Boudreau couldn’t take it anymore. His children were loudly playing with their Christmas toys, his head was hurting, and he wanted to get away. Boudreau stepped onto his skiff and floated down the bayou enjoying some peace and quiet. As he did so, an alligator passed him floating in his own skiff sipping a drink. Obviously, this was no ordinary alligator. This was Pierre, who helped pull St. Nicholas’s “sleigh.” But “?dat gator he dun got kinda fat, An’ de skiff couldn’t fly wit’ a body like dat.” Boudreau decided to rescue Pierre and brought him home before he ended up in a zoo. Boudreau explained to his family that St.
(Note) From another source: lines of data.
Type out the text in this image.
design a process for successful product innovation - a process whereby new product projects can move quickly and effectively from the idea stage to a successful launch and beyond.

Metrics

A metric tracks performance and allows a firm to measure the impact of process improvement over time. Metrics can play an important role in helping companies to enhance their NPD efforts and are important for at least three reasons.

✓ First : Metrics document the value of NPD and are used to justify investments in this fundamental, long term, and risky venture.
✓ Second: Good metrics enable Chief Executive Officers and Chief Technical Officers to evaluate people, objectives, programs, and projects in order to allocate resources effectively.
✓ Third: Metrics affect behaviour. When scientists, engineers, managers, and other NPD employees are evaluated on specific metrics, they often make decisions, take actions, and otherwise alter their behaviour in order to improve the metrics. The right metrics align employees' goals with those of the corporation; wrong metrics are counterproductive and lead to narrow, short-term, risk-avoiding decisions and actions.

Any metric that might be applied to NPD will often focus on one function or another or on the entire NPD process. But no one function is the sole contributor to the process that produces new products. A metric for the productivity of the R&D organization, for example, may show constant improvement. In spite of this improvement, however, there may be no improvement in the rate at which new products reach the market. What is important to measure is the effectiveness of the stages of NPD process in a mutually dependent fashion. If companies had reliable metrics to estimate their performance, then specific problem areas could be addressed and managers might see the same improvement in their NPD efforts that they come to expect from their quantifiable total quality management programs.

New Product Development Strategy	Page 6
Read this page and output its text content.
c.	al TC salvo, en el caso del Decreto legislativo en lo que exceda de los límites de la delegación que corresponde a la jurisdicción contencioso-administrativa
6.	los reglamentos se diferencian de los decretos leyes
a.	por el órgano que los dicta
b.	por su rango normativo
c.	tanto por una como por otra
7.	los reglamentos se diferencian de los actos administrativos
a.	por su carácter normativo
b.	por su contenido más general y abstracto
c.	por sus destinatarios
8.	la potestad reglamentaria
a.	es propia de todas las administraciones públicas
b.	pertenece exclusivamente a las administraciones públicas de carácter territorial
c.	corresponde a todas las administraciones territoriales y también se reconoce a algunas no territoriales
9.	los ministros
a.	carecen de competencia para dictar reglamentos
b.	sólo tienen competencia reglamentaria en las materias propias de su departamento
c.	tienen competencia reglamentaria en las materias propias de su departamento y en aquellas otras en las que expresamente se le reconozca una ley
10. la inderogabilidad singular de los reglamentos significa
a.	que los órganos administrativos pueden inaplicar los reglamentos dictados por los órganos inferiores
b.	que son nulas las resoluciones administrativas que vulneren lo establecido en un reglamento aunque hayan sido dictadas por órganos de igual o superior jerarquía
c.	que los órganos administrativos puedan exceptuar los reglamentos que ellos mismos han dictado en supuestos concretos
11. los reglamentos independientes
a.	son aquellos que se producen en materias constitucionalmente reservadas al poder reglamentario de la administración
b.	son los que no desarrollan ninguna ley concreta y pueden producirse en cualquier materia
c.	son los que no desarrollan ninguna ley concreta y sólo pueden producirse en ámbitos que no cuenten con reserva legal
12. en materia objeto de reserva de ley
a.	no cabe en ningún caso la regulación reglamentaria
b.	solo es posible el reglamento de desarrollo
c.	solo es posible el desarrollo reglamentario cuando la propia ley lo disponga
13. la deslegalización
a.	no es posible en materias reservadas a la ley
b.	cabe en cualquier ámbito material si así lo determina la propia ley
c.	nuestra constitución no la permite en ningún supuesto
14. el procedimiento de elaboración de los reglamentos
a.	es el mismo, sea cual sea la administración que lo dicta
Nicholas “dun’ left his good gator, Pierre, behind!” The children were thrilled.
Good-natured Pierre allowed the children to poke and tease him and even dress him up to look like a bunny! After a while though, Pierre felt he had had enough and decided to run away. Before he could do so, along walked “de gator Louise—she checkin’ Pierre an’ she like what she sees.” While on a date, Pierre confessed his love for Louise. They married and soon there were many little alligators running around their house. Each Christmas, after all the toys have been delivered, St. Nick takes time to visit with Pierre and remember the good ole days.
Moss and Dixon are not only sisters but both are visual artists. They wrote this story after reminiscing about a particularly hectic Christmas they had shared together. Rice is a prolific illustrator and writer, with more than fifty books to his name and a million and a half copies in print. The detail in each drawing ranges from the facial expressions of both humans and alligators to the mixed media, featuring line drawing.
This Cajun tale, written in verse, tells the hilarious story of one of St. Nick’s alligators who was left behind after the toys were delivered one Christmas Eve.